I would solve this problem using a technique of finite horizon optimal control where we have an $x_t$ a state vector for each time point, a control signal $u_t$, a prediction $p_t$.

The core of idea is that you define a transition function which defines $x_t = f_t(x_{t-1},x_{t-2}, ... ,x_{0},u_{t-1},u_{t-2}, ... ,u_{0}, p_t, p_{t+1}, ... , p_{t+h})$ depending on past state, past controls and future predictions of demand and those as constraint of your model the time interval your model runs over. Futhermore you define constraints involving the predictions $p_t$, $x_t$, $u_t$ that ensure you always have enough stock.
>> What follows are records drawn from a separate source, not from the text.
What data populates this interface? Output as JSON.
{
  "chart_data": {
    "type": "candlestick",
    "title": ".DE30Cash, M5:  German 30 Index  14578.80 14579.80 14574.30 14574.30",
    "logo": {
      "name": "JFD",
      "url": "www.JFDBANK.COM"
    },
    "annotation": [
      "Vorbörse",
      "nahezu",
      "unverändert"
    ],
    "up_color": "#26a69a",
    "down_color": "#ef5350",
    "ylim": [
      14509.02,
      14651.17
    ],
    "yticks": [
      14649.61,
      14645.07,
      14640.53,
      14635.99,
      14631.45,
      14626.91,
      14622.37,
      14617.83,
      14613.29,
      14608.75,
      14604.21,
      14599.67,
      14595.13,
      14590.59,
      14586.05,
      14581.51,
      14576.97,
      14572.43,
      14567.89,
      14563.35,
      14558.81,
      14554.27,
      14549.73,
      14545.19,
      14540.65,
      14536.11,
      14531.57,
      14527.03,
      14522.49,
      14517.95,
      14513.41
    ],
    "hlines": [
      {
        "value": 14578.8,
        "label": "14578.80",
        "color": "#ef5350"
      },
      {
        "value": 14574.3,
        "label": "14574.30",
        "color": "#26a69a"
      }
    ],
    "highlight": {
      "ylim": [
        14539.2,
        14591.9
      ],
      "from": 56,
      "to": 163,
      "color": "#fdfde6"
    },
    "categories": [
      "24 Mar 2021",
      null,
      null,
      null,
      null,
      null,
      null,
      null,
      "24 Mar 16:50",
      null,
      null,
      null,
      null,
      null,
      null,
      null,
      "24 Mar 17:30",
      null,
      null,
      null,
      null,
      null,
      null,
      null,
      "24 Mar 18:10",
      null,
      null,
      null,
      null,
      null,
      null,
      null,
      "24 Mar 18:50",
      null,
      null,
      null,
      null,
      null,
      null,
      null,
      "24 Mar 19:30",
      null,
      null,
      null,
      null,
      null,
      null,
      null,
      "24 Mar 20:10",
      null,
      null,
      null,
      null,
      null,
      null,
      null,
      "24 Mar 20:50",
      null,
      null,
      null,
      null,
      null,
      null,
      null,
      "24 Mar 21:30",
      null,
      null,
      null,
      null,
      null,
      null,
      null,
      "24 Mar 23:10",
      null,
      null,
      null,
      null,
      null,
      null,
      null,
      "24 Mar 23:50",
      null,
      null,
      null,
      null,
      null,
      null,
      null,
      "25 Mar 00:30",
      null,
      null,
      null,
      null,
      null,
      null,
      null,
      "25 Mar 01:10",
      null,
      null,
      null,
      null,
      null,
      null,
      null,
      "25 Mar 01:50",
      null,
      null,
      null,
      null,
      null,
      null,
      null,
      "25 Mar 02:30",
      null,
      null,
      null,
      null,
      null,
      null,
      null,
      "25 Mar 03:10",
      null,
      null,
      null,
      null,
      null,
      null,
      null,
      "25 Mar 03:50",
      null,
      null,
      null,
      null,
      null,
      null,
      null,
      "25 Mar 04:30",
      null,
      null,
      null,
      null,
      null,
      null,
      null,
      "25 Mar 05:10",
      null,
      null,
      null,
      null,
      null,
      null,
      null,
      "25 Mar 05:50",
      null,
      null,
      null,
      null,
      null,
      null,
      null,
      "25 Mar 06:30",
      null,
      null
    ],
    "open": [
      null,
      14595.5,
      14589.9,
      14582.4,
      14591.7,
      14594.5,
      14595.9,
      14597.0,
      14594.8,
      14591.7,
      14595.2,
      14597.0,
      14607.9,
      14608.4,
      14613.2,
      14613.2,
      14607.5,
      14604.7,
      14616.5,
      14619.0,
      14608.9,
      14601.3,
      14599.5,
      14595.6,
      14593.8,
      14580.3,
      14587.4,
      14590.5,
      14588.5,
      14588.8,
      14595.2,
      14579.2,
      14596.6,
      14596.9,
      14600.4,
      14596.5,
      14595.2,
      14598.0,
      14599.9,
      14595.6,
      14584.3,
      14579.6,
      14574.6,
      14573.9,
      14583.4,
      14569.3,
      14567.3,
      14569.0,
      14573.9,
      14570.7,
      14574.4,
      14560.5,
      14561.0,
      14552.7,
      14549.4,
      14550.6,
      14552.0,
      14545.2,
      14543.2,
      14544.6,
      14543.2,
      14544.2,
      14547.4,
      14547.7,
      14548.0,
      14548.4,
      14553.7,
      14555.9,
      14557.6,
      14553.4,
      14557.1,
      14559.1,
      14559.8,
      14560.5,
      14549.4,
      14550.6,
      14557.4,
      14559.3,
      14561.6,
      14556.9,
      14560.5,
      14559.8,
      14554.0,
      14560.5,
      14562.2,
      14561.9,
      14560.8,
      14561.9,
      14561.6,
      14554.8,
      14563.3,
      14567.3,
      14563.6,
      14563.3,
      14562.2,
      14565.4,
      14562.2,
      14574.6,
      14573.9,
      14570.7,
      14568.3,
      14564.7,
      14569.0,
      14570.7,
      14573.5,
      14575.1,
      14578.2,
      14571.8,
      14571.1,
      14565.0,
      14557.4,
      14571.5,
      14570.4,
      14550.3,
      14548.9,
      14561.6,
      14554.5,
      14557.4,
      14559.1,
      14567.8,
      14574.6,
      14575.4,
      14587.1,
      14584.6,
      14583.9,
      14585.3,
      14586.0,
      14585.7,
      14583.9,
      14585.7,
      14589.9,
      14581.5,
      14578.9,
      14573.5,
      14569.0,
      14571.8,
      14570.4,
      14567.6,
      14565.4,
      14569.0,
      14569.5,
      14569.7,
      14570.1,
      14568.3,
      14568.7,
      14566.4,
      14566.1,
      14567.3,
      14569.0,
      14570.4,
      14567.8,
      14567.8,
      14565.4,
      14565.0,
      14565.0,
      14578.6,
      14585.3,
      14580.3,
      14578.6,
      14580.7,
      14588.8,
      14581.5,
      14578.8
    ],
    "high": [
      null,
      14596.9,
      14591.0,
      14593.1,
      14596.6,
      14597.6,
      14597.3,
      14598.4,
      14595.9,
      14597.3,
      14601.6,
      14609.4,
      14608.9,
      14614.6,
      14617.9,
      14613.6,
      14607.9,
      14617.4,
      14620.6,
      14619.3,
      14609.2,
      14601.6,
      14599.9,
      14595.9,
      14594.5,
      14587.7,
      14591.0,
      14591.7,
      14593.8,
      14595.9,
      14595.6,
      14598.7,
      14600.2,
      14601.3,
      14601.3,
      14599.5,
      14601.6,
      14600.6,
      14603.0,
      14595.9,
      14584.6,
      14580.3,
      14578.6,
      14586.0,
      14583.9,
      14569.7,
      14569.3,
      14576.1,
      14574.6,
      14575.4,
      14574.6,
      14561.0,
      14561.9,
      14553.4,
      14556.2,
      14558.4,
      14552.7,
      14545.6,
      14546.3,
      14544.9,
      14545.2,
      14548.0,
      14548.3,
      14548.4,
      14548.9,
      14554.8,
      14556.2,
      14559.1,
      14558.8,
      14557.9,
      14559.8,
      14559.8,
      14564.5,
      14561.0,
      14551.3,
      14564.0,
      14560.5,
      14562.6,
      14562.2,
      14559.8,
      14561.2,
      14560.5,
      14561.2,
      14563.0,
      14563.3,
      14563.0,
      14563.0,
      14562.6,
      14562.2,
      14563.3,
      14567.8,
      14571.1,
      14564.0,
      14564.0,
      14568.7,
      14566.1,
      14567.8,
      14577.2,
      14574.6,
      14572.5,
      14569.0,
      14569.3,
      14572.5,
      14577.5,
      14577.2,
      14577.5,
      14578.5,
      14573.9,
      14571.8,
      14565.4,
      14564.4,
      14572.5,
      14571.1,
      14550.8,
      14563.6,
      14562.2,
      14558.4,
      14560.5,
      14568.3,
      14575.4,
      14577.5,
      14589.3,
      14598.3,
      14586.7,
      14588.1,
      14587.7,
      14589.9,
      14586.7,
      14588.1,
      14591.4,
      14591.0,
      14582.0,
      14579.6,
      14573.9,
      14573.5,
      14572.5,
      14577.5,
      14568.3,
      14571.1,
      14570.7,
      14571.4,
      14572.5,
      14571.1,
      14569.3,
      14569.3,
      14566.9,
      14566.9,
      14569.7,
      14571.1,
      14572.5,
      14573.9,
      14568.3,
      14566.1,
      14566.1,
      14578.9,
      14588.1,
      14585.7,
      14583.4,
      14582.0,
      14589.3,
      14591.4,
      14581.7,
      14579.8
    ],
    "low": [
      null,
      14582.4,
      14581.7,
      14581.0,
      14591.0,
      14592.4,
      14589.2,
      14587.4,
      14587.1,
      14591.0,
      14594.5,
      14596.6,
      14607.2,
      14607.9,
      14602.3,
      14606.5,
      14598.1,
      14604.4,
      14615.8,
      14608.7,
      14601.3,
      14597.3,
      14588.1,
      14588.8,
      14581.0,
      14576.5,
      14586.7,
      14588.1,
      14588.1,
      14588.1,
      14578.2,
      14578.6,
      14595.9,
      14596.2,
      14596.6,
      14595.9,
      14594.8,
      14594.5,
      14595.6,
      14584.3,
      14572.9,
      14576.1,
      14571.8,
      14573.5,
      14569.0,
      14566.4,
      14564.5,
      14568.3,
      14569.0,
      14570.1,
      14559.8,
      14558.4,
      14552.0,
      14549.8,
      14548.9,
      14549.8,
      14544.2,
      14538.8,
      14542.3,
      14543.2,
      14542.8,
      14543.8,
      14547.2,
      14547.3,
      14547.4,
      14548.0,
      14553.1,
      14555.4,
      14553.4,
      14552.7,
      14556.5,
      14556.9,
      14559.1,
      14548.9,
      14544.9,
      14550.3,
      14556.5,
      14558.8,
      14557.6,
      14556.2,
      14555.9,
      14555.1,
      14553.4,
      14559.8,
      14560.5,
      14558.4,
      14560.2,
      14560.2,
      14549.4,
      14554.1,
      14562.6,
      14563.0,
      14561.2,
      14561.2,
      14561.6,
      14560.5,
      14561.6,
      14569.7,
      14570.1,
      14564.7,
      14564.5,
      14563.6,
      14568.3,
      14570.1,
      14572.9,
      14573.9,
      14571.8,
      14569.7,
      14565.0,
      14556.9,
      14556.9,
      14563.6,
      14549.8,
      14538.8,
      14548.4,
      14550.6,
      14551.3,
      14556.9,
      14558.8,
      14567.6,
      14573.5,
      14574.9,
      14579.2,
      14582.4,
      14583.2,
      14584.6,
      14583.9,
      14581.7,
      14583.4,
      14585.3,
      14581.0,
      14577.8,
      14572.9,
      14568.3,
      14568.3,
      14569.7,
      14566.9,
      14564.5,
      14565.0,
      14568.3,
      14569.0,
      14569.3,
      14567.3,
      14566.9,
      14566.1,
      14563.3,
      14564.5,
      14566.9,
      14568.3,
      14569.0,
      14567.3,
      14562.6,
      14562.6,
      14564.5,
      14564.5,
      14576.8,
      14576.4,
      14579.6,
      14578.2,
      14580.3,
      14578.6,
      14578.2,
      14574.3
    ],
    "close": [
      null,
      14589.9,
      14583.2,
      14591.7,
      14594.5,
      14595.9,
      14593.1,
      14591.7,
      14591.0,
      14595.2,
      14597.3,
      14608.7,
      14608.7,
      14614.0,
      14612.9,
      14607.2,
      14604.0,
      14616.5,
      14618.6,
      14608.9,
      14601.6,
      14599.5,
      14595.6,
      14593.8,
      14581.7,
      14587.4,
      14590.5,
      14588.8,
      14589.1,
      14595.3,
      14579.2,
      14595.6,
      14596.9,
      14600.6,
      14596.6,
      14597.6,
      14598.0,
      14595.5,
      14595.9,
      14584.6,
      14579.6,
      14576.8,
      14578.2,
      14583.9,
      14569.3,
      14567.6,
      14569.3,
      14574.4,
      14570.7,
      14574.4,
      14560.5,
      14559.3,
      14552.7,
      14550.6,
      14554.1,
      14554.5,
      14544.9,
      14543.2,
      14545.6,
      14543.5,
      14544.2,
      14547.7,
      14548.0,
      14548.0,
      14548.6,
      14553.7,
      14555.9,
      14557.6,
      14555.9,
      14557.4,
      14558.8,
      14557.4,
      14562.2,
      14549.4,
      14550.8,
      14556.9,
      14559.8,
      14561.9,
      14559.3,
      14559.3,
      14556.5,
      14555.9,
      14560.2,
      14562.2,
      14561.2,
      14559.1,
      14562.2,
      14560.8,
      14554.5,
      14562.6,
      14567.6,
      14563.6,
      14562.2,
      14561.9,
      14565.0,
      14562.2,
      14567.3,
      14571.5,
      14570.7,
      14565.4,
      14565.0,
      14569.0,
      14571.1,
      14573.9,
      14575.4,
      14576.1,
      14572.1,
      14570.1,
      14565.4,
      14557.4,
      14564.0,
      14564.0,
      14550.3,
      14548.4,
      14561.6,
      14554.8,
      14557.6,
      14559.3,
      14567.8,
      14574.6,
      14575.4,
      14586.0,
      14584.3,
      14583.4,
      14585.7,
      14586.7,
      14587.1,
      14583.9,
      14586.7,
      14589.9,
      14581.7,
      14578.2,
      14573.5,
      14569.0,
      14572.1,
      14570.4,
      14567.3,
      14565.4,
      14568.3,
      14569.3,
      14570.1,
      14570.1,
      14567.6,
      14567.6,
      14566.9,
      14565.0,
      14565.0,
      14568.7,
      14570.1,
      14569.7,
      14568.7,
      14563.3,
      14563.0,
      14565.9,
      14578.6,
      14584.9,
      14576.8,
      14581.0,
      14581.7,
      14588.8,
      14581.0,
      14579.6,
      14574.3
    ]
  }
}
You define your objective in terms of $x_t$ and $u_t$.

The idea is that on day $\tau$ you run a the model with updated predictions, the 5 past $u_{\tau-1}, u_{\tau-2}, u_{\tau-3}, u_{\tau-4}, u_{\tau-5}$ as you ordered and they will arrive, $x_{\tau-1}, x_{\tau-2}, x_{\tau-3}, x_{\tau-4}, x_{\tau-5}$ as the historic stock levels and $p_t, ..., p_{t+h}$ as predict the demand on these days, you leave $x_{\tau}, ... x_{\tau + h}$ as free variables, constraint by transition function and leave $u_\tau, ... , u_{\tau + h}$ as free variables where $h$ is the length of time horizon. After running the model you get an $u_\tau$ and you order that many. The next day you rerun the model with updated predictions and one day further.

In your case the transition constraint would look like $x_{t} = x_{t-1} + u_{t-5} -p_{t-1}$. The stock level of the next day is the stock level of the previous day plus what you order 5 days ago minus that you expect to sell. You in addition can pose a contraint how much buffer you want atleast for each $x_t$.

The objective would be a sum of a piece wise function applied to how much was order plus storage costs. There is a lot of research how you can express piecewise function as mixed integer problems but some of them are about continous functions which yours is not.

It think you could express this problem completly in the language of Mixed Integer Linear Programming. I hope this gave you an idea how to approach it.